Whenever I leave work before six o’clock, she always manages to mutter, “Not putting in a full day, huh?” Or, if I wear a knee-length skirt, she quips, “Don’t you want your sources to respect you?”

Aimee says I should get away from Carol as soon as possible because she’s the kind of woman who will wear my looks away with stress, jealousy, and hatred. “She’s a free radical brought to life,” Aimee said.

She nudges me and rolls her eyes to the left of the bar. I wait a few seconds before I glance in the direction of Baylor Jones, a trial lawyer known for his wavy dark hair (does he dye it?) and his client list, which has included Enron’s most wanted. He has the money and shoulders to wear Armani and the charm of a “truh suthun genulmun.” He’s sitting with two other men in suits and tightly knotted Brioni ties.

“See the guy next to Baylor? He’s my target,” Aimee says.

Aimee is cunning enough to be a lawyer herself. She was accepted into Stanford law school, but thought it would use up too many of her peak appearance years. Instead, she got hitched. But her then-husband didn’t stop dating other women during their marriage, including several of her former sorority sisters. After he passed along gonorrhea, he tried to explain it to her by saying there are the girls you marry—the cute, smart ones like Aimee—and the others you had fun with. Aimee laughed in his face and took the house, a lovely 1930s Frank Lloyd Wright adaptation with open rooms and beautiful wood floors. That’s where I live now.

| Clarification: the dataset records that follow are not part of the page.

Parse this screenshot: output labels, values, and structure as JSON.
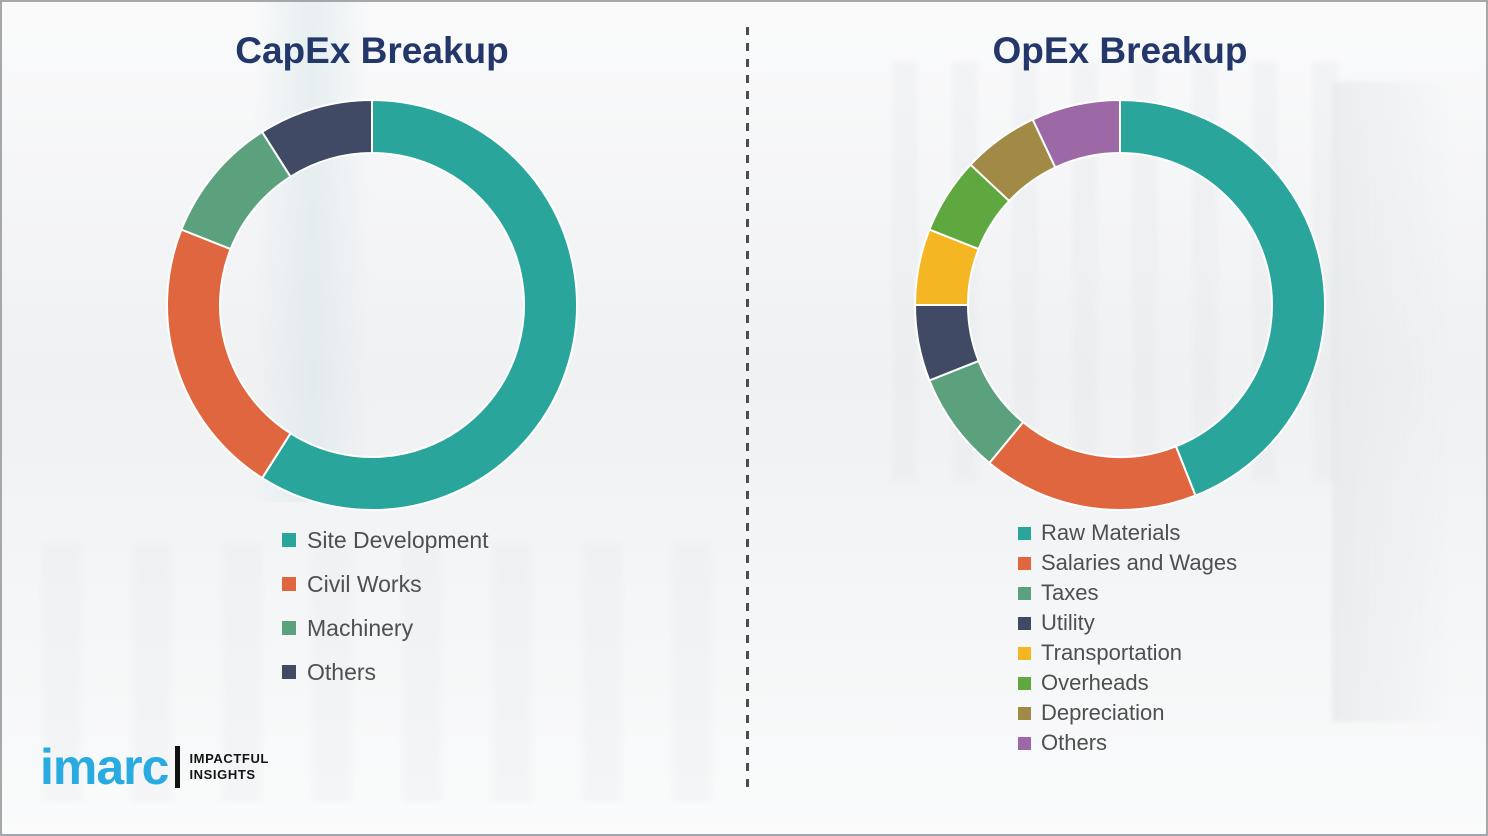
{
  "divider": {
    "style": "dashed-vertical"
  },
  "chart_data": [
    {
      "type": "donut",
      "title": "CapEx Breakup",
      "labels": [
        "Site Development",
        "Civil Works",
        "Machinery",
        "Others"
      ],
      "values": [
        59,
        22,
        10,
        9
      ],
      "colors": [
        "#2aa59b",
        "#e0663f",
        "#5ca17d",
        "#414a64"
      ],
      "start_angle_deg": 0,
      "direction": "clockwise",
      "inner_radius_ratio": 0.74,
      "legend_position": "below-left",
      "data_labels": "none"
    },
    {
      "type": "donut",
      "title": "OpEx Breakup",
      "labels": [
        "Raw Materials",
        "Salaries and Wages",
        "Taxes",
        "Utility",
        "Transportation",
        "Overheads",
        "Depreciation",
        "Others"
      ],
      "values": [
        44,
        17,
        8,
        6,
        6,
        6,
        6,
        7
      ],
      "colors": [
        "#2aa59b",
        "#e0663f",
        "#5ca17d",
        "#414a64",
        "#f5b623",
        "#5fa73f",
        "#a08a45",
        "#9c68a6"
      ],
      "start_angle_deg": 0,
      "direction": "clockwise",
      "inner_radius_ratio": 0.74,
      "legend_position": "below-left",
      "data_labels": "none"
    }
  ],
  "logo": {
    "brand": "imarc",
    "tagline_line1": "IMPACTFUL",
    "tagline_line2": "INSIGHTS"
  },
  "colors": {
    "title_navy": "#24376b",
    "legend_text": "#4f4f4f",
    "background": "#f1f2f4",
    "border": "#a4a8ab",
    "logo_blue": "#29abe2",
    "segment_gap": "#ffffff"
  }
}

After the divorce, Aimee got smart. She decided she was going to treat marriage like a business investment because she says, “Next time I’m gonna get something more out of it than a broken heart and a disease.” She wants to marry rich and performs the due diligence to ensure that she will. So many people in Dallas are credit rich but cash poor. They lease cars, rent houses, and expense dinners. Instead of being stuck with a huge credit card load and a guy that’s not all he said he was financially, Aimee does intensive research on every potential target. She always googles before she oogles. It helps that she is a paralegal for a high-powered divorce attorney—free access to Lexus Nexus, financial databases, and, when necessary, guys who collect information. If her target is an officer of a public company, she reads SEC documents. She phones secretaries, maid services, and car dealerships, posing as an American Express representative, to find out more information about their liquid assets and how they use them. She doesn’t move in for the kill unless her target is worth more than ten million dollars net, meaning, minus all debts and liens. She has elevated gold-digging to a science. She is a man-hunting entrepreneur.